Deze boeken geven mij de kans te wijzen op W.G. Sebald (1944-2001). Sebald is zeer de moeite waard. Hij is geen Jood, maar in zijn boeken komen wel Joodse thema’s voor. In De emigrés beschrijft Sebald het leven van vier ballingen, veelal van Joodse afkomst, en in Austerlitz ontmoet de verteller op verschillende momenten en op verschillende plaatsen Jacques Austerlitz, die in de jaren veertig van de vorige eeuw als Joods vluchtelingenkind bij een domineesgezin in Wales terecht is gekomen. Tijdens de gesprekken ontrolt zich de zoektocht van Austerlitz naar zijn verleden. Austerlitz is, zo staat terecht op de flap, het verhaal van een man die als kind is beroofd van zijn vaderland, zijn taal en zijn naam en die nu niet meer kan aarden in deze wereld. Hij heeft dat gemeen met veel van de personen uit de boeken die ik hiervoor heb genoemd.

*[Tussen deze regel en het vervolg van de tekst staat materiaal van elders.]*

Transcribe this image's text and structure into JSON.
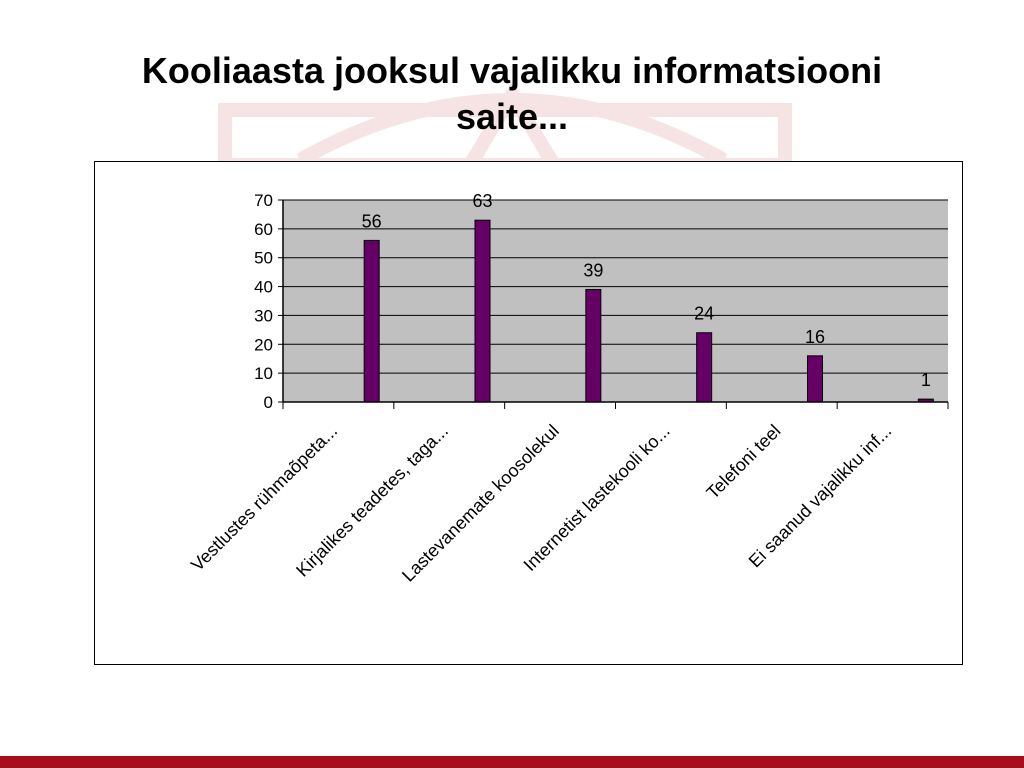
{
  "slide": {
    "title_line1": "Kooliaasta jooksul vajalikku informatsiooni",
    "title_line2": "saite...",
    "accent_color": "#a80d1c"
  },
  "chart_data": {
    "type": "bar",
    "categories": [
      "Vestlustes rühmaõpeta...",
      "Kirjalikes teadetes, taga...",
      "Lastevanemate koosolekul",
      "Internetist lastekooli ko...",
      "Telefoni teel",
      "Ei saanud vajalikku inf..."
    ],
    "values": [
      56,
      63,
      39,
      24,
      16,
      1
    ],
    "ylim": [
      0,
      70
    ],
    "yticks": [
      0,
      10,
      20,
      30,
      40,
      50,
      60,
      70
    ],
    "grid": true,
    "data_labels": true,
    "bar_color": "#660066",
    "plot_background": "#c0c0c0"
  }
}
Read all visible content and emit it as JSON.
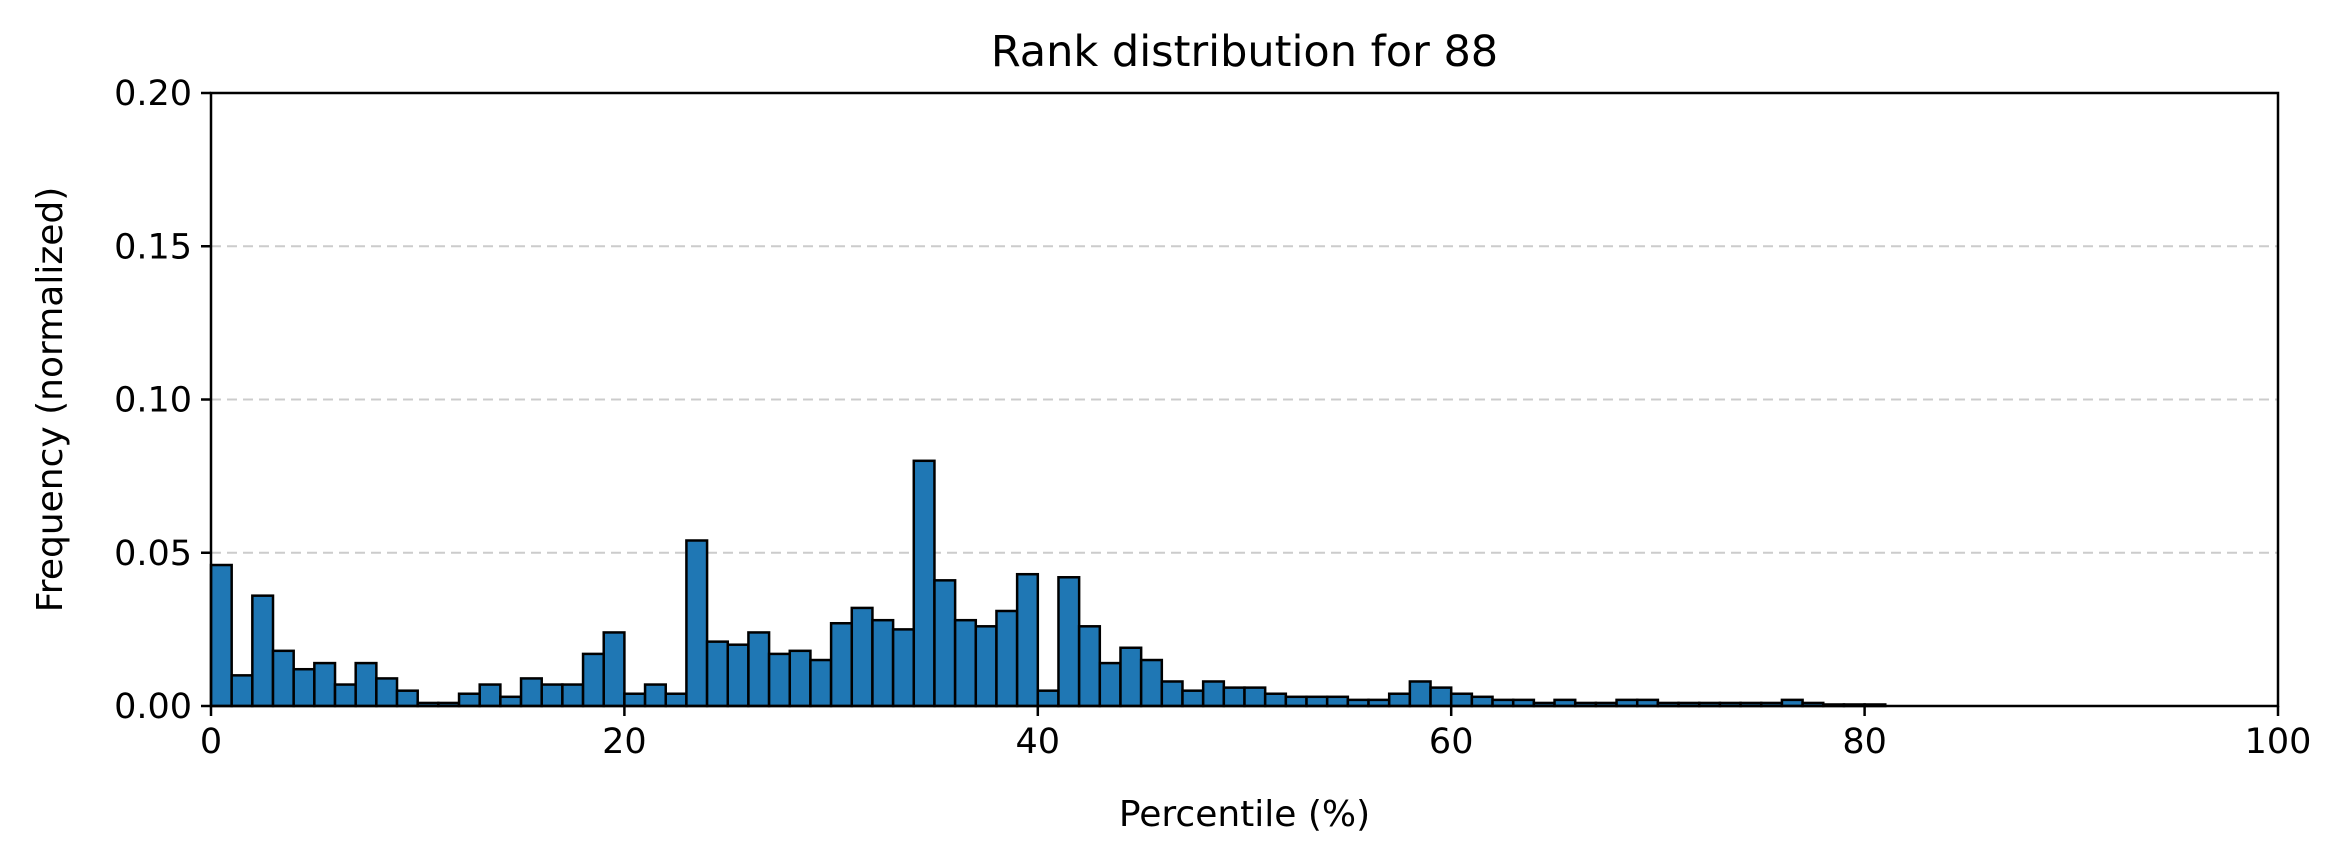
{
  "chart_data": {
    "type": "bar",
    "title": "Rank distribution for 88",
    "xlabel": "Percentile (%)",
    "ylabel": "Frequency (normalized)",
    "xlim": [
      0,
      100
    ],
    "ylim": [
      0,
      0.2
    ],
    "x_ticks": [
      0,
      20,
      40,
      60,
      80,
      100
    ],
    "y_ticks": [
      0.0,
      0.05,
      0.1,
      0.15,
      0.2
    ],
    "x_tick_labels": [
      "0",
      "20",
      "40",
      "60",
      "80",
      "100"
    ],
    "y_tick_labels": [
      "0.00",
      "0.05",
      "0.10",
      "0.15",
      "0.20"
    ],
    "grid": "y-dashed",
    "bar_color": "#1f77b4",
    "bin_width": 1,
    "bin_starts": [
      0,
      1,
      2,
      3,
      4,
      5,
      6,
      7,
      8,
      9,
      10,
      11,
      12,
      13,
      14,
      15,
      16,
      17,
      18,
      19,
      20,
      21,
      22,
      23,
      24,
      25,
      26,
      27,
      28,
      29,
      30,
      31,
      32,
      33,
      34,
      35,
      36,
      37,
      38,
      39,
      40,
      41,
      42,
      43,
      44,
      45,
      46,
      47,
      48,
      49,
      50,
      51,
      52,
      53,
      54,
      55,
      56,
      57,
      58,
      59,
      60,
      61,
      62,
      63,
      64,
      65,
      66,
      67,
      68,
      69,
      70,
      71,
      72,
      73,
      74,
      75,
      76,
      77,
      78,
      79,
      80
    ],
    "values": [
      0.046,
      0.01,
      0.036,
      0.018,
      0.012,
      0.014,
      0.007,
      0.014,
      0.009,
      0.005,
      0.001,
      0.001,
      0.004,
      0.007,
      0.003,
      0.009,
      0.007,
      0.007,
      0.017,
      0.024,
      0.004,
      0.007,
      0.004,
      0.054,
      0.021,
      0.02,
      0.024,
      0.017,
      0.018,
      0.015,
      0.027,
      0.032,
      0.028,
      0.025,
      0.08,
      0.041,
      0.028,
      0.026,
      0.031,
      0.043,
      0.005,
      0.042,
      0.026,
      0.014,
      0.019,
      0.015,
      0.008,
      0.005,
      0.008,
      0.006,
      0.006,
      0.004,
      0.003,
      0.003,
      0.003,
      0.002,
      0.002,
      0.004,
      0.008,
      0.006,
      0.004,
      0.003,
      0.002,
      0.002,
      0.001,
      0.002,
      0.001,
      0.001,
      0.002,
      0.002,
      0.001,
      0.001,
      0.001,
      0.001,
      0.001,
      0.001,
      0.002,
      0.001,
      0.0005,
      0.0005,
      0.0005
    ]
  }
}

Joosje Lakmaker, Voorbij de Blauwbrug, Het verhaal van mijn joodse grootvader, Wereldbibliotheek, 2008. Joseph Pearce, Land van belofte, Een familiekroniek, Houtekiet/Atlas, 1999/2009. Pearce heeft ook enkele romans geschreven. Linda Grant, De kleren die wij dragen, Prometheus, 2009. Interessant is ook The People on the Street: A Writer’s View of Israel, Virago Press, 2006. De boeken van W.G. Sebald zijn uitgegeven door De Bezige Bij. Austerlitz zag ik bij De Slegte liggen. Kopen!